Freezing: These freeze incredibly well. Wrap them individually in foil or plastic wrap, then place them in a freezer bag. Freeze for up to 3 months.

Reheating: To restore that “fresh from the oven” taste, do not microwave them (unless you like chewy, rubbery bread). Instead, wrap them in foil and heat in a 350°F oven for 5-10 minutes. If frozen, add a few extra minutes.


Common Variations

Once you master the base recipe, feel free to get creative:

Cheesy Breadsticks: Before baking, sprinkle the tops with mozzarella or parmesan cheese. The steam will help melt it perfectly.

Spicy Kick: Add a pinch of red pepper flakes to the garlic butter topping for a subtle heat.

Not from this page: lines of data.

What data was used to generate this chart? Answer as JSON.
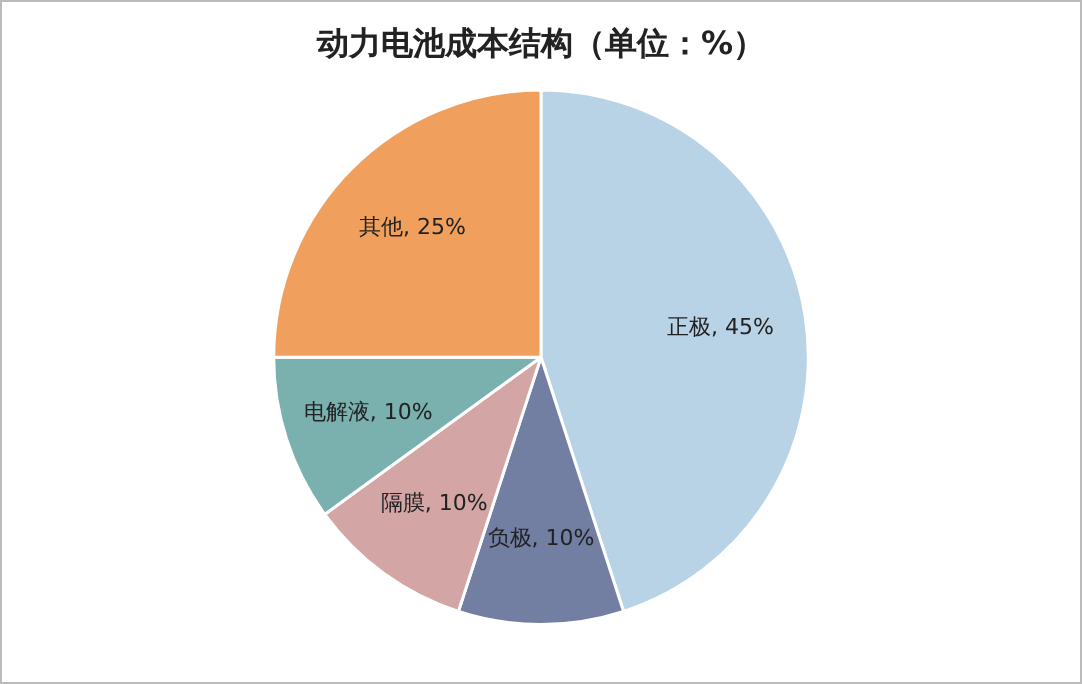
{
  "chart_data": {
    "type": "pie",
    "title": "动力电池成本结构（单位：%）",
    "categories": [
      "正极",
      "负极",
      "隔膜",
      "电解液",
      "其他"
    ],
    "values": [
      45,
      10,
      10,
      10,
      25
    ],
    "colors": [
      "#b7d3e5",
      "#737ea3",
      "#d4a5a5",
      "#7ab0ae",
      "#f0a05c"
    ],
    "value_labels": [
      "45%",
      "10%",
      "10%",
      "10%",
      "25%"
    ],
    "legend": false
  }
}
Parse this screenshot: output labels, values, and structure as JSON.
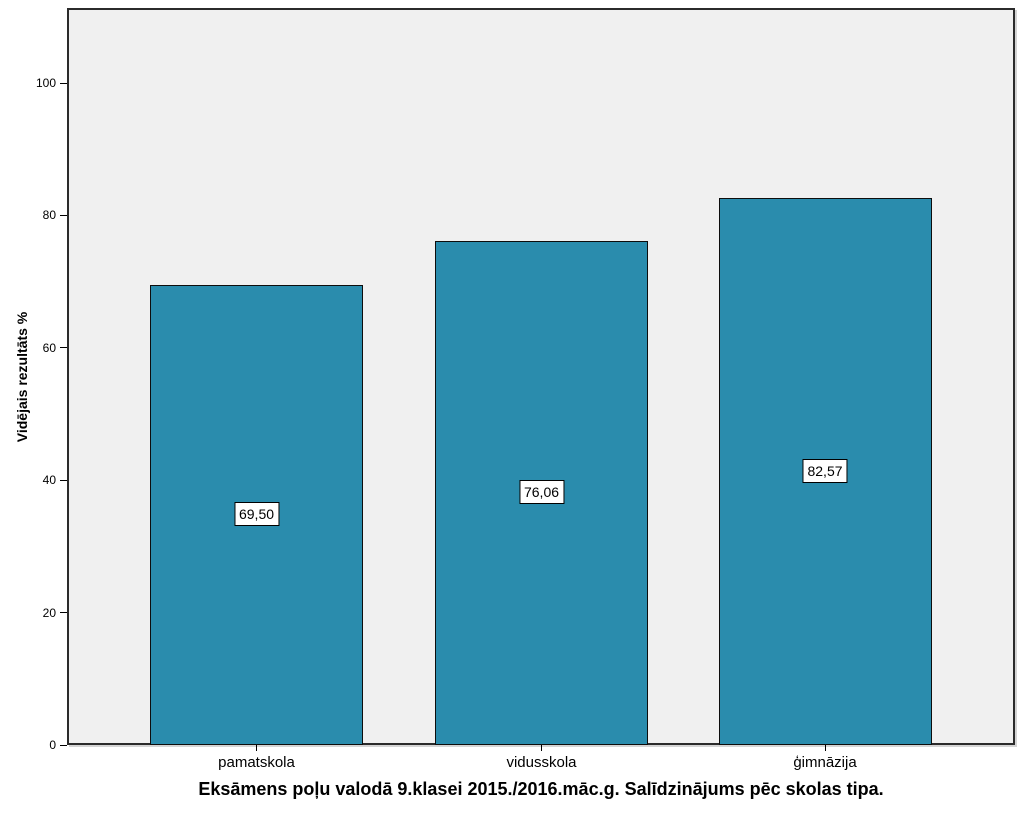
{
  "chart_data": {
    "type": "bar",
    "categories": [
      "pamatskola",
      "vidusskola",
      "ģimnāzija"
    ],
    "values": [
      69.5,
      76.06,
      82.57
    ],
    "value_labels": [
      "69,50",
      "76,06",
      "82,57"
    ],
    "title": "Eksāmens poļu valodā 9.klasei 2015./2016.māc.g. Salīdzinājums pēc skolas tipa.",
    "xlabel": "",
    "ylabel": "Vidējais rezultāts %",
    "ylim": [
      0,
      111.3
    ],
    "yticks": [
      0,
      20,
      40,
      60,
      80,
      100
    ],
    "grid": false,
    "legend": false,
    "value_label_style": "white box, black border, centered at mid-bar height",
    "colors": {
      "bar_fill": "#2A8CAD",
      "bar_border": "#0D0D0D",
      "plot_bg": "#F0F0F0",
      "frame_border": "#2B2B2B",
      "canvas_bg": "#FFFFFF",
      "text": "#000000",
      "label_box_bg": "#FFFFFF",
      "label_box_border": "#000000"
    }
  }
}
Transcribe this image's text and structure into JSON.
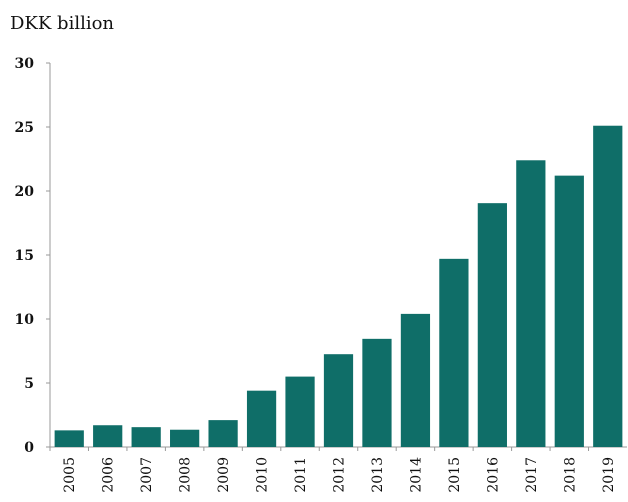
{
  "chart_data": {
    "type": "bar",
    "unit_label": "DKK billion",
    "categories": [
      "2005",
      "2006",
      "2007",
      "2008",
      "2009",
      "2010",
      "2011",
      "2012",
      "2013",
      "2014",
      "2015",
      "2016",
      "2017",
      "2018",
      "2019"
    ],
    "values": [
      1.3,
      1.7,
      1.55,
      1.35,
      2.1,
      4.4,
      5.5,
      7.25,
      8.45,
      10.4,
      14.7,
      19.05,
      22.4,
      21.2,
      25.1
    ],
    "ylim": [
      0,
      30
    ],
    "yticks": [
      0,
      5,
      10,
      15,
      20,
      25,
      30
    ],
    "bar_color": "#0f6e68",
    "axis_color": "#999999",
    "grid": false,
    "legend": false
  }
}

Everything Bagel: Swap the garlic butter for an egg wash and everything bagel seasoning before baking for a breakfast twist.

Enjoy bringing the magic of the Italian countryside (or at least the Italian franchise) into your dining room with these incredible breadsticks!

Copycat Olive Garden Breadsticks

Soft, pillowy, and coated in garlic butter, these copycat breadsticks taste just like the restaurant version but better.
Prep Time 20 minutes
Cook Time 15 minutes
Total Time 1 hour 35 minutes
Servings: 12 breadsticks
Course: Appetizer, Side Dish, Snack
Cuisine: American, Italian
Calories: 150

Ingredients
  

Dough
  • 1 cup warm water 105-115°F
  • 2 tbsp honey
  • 2.25 tsp active dry yeast 1 packet
  • 3.5 cups all-purpose flour 425g
  • 0.25 cup unsalted butter melted and cooled
  • 1.5 tsp kosher salt
  • 1 tbsp olive oil for the bowl
Baking & Topping
  • 1 Nonstick cooking spray for greasing
  • 4 cups boiling water for baking steam
  • 0.25 cup butter melted, for topping
  • 1 tsp garlic powder
  • 1 tbsp minced fresh parsley

Equipment

  • Stand Mixer or Mixing Bowls
  • Baking sheet
  • Baking pan for water
  • Pastry brush

Method
 

  1. In a large bowl, combine warm water and honey. Sprinkle yeast on top and let bloom for 5-10 minutes until foamy.
  2. Add melted unsalted butter and salt. Gradually mix in flour until a soft dough forms.
  3. Knead the dough (5-7 mins by mixer, 10 mins by hand) until smooth and elastic.
  4. Place dough in an oiled bowl, cover, and let rise in a warm spot for 1 hour or until doubled.
  5. Punch dough down and divide into 12 pieces. Roll into 7-inch logs and place on greased baking sheets.
  6. Cover and let rise again for 30-45 minutes until puffy. Preheat oven to 400°F (200°C).
  7. Place a pan with the 4 cups of boiling water on the bottom rack of the oven.
  8. Bake breadsticks on the middle rack for 12-15 minutes until golden brown.
  9. Mix melted topping butter with garlic powder. Brush hot breadsticks generously and sprinkle with fresh parsley.

Notes

Store in an airtight container for up to 2 days.